The “Laboratoire Marin d’Acoustique et d’Imagerie de la Rade (LMAIR)”, in English “Maritime laboratory for acoustics and imaging of the roadstead of Brest” is an innovative research infrastructure, leaded by ISEN Brest Yncréa Ouest and funded within the frame of the state-region plan (CPER) called “Infrastructure de Recherche pour Observatoires Marins Innovants (IROMI) by the European Regional Development Fund (ERDF), the Brittany region, the Finistere department and Brest city. The LMAIR infrastructure consist of 3 relocatable marine platforms and a fixed pontoon situated in the roadstead of Brest within the Sea Test Base – Celadon premises, a non-profit organization that provides Land based and marine facilities for ocean science and technology. Produced by RTSYS company according to ISEN Yncréa Ouest specifications, each platform is energy self-sufficient owing to wind turbine and solar panels and is connected to the ISEN Yncréa Ouest labs (or other location) by using a 4G radio link through a Virtual Private Network (VPN) tunnel. The instrumentation includes an acoustic gondola with 5 hydrophones (including 1 wideband sensor) and one acoustic projector, electronics for underwater acoustic signals recording and amplifier for transmission signals, a weather station, GPS and a 360° camera.
The LMAIR system can be considered as an experimental laboratory at sea, available 24/7/365 for many research applications like maritime surveillance, passive acoustic monitoring, underwater acoustic communication, positioning and tomography.

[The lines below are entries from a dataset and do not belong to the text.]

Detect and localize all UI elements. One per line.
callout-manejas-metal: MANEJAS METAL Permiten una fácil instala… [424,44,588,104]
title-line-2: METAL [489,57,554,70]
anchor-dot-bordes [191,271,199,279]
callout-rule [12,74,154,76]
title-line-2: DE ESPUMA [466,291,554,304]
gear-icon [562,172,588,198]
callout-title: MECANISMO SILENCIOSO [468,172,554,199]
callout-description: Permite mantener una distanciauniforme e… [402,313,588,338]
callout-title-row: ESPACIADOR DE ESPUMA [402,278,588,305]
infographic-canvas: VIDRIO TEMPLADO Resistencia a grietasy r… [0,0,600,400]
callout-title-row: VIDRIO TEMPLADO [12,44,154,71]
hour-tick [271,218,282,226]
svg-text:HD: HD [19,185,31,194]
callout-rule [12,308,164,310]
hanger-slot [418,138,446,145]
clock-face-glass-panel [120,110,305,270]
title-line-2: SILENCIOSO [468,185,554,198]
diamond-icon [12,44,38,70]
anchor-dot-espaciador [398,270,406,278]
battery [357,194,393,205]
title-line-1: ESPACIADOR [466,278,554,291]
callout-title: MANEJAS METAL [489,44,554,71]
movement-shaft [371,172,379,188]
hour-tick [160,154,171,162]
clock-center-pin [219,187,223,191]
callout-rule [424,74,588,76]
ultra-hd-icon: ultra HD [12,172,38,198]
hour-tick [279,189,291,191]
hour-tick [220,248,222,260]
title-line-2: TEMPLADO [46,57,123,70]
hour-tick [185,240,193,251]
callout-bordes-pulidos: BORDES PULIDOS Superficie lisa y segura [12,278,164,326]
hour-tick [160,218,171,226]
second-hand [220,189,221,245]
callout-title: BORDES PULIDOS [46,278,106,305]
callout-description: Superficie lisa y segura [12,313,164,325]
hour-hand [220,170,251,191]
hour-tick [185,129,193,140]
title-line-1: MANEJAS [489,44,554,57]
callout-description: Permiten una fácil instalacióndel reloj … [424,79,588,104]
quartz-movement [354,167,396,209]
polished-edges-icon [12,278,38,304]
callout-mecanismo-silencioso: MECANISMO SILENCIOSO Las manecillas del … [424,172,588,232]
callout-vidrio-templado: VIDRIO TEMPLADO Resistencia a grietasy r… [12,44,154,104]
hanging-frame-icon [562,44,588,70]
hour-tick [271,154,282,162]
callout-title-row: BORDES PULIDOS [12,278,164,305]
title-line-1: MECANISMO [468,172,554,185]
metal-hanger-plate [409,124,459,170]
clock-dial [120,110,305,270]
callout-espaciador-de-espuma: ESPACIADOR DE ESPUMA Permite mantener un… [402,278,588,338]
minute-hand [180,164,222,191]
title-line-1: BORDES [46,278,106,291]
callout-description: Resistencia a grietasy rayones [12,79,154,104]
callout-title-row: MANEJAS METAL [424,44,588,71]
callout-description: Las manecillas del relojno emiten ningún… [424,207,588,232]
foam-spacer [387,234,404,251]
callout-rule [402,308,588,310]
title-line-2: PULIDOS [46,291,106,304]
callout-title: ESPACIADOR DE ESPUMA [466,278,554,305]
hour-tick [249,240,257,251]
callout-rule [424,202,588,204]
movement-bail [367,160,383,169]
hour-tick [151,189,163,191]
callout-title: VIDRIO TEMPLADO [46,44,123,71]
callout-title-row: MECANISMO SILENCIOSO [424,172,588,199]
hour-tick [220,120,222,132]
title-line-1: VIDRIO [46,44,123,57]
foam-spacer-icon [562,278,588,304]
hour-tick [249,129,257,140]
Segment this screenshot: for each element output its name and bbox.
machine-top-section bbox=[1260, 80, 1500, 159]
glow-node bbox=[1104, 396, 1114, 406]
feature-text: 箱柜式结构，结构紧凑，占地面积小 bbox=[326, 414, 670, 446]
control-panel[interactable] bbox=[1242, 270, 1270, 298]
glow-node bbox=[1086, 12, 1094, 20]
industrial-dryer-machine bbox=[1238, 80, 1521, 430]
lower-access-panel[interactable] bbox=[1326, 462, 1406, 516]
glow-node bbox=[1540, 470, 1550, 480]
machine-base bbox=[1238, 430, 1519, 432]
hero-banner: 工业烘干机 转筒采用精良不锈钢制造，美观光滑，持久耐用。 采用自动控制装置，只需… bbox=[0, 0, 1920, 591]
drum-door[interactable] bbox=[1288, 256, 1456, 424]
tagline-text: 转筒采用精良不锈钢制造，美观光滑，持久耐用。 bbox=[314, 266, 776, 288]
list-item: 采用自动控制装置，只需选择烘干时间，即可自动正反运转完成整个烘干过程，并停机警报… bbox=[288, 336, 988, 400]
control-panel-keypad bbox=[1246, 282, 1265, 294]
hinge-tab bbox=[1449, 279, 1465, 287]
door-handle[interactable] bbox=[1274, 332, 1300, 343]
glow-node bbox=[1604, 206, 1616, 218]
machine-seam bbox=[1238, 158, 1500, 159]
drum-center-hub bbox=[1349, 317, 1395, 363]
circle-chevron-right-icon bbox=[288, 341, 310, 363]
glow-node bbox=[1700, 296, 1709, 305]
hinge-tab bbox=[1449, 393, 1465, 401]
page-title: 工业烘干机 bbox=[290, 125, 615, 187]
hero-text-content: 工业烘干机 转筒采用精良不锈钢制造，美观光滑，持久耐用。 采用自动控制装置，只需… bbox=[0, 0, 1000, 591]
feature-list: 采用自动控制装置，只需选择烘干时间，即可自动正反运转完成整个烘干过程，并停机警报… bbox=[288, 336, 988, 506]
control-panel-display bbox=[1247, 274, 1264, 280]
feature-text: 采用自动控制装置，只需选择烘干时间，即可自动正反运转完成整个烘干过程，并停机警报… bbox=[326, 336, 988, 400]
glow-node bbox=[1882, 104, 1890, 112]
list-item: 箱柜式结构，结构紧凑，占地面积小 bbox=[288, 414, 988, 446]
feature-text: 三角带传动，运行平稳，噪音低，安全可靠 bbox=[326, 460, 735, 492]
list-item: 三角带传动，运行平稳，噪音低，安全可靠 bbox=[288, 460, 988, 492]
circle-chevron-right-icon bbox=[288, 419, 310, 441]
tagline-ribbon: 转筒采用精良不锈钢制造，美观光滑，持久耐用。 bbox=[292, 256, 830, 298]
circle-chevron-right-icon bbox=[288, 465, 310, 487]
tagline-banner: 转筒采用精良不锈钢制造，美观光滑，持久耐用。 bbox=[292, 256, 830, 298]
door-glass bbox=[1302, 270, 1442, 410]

Henrique Fagundes Gasparoto


Affiliation: France, ENIB, ENSTA-Bretagne

Modelling, Optimisation, and Design of a New Reconfigurable Magnetic Coupling Thruster for Underwater Robots

The use of reconfigurable thrusters on the development of new AUV architecture has grown up in the last years. With this type of thruster, it is possible to design underwater robots with changeable thruster architectures. This work shows the development process of a new propulsion system for submarine vehicles (robots), which can guarantee complete water-tightness, greater manoeuvrability, and better efficiency. The perfect water-tightness is ensured using magnetic couplings, which allow the torque transmission to the outside of the robot, without having holes and mechanical seals on its hull. Greater manoeuvrability is achieved through the reconfigurable propulsion system, which allows the propeller reorientation, thus ensuring more degrees of freedom per each thruster, which reduces the total number of required thrusters to drive and steer the vehicle, thereby increasing its efficiency. This system is called reconfigurable magnetic coupling thruster (RMCT). To make it possible, innovative design is proposed with appropriate actuators, then it is modelled, optimised, detailed, fabricated and assembled. The new design is modelled parametrically considering its mechanical and magnetic behaviour, composing a digital prototype that is optimised. The parametric magnetic model uses the method that can be evaluated most quickly among the finite element method and the finite volume integration method. The optimisation process considers an evolutionary method, i.e. Genetic Algorithms. Finally, an optimal RMCT is achieved for the considered parameters. The executive project is carried out, fabricated (3D printed), and assembled.


Ornella Tortorici

PHD student

Affiliation: Université de Toulon, COSMER-IM2NP

Using Vortex Simulator to validate the control of a tethered ROV

Underwater cables are often used to link ROV to a control unit on the surface. They transmit data in both directions, they can power supply the ROV and they provide a safety link to retrieve the ROV in case of failures.
However, when not managed properly, underwater cables have drawbacks: They induce drag force, their inertia can slow down the ROV, they limit its workspace, they can get caught on something or drag on the seabed. All of these reduce ROV maneuverability.
Our main objective is to actively manage the cable of a ROV in real time to limit hazards related to the environment. The knowledge of the cable shape will then help us to estimate the ROV position. This presentation will introduce a way to instrument the cable to observe its behavior and control it. It will also describe in details the use of Vortex software to simulate the complete system and to analyze its behavior under different controls.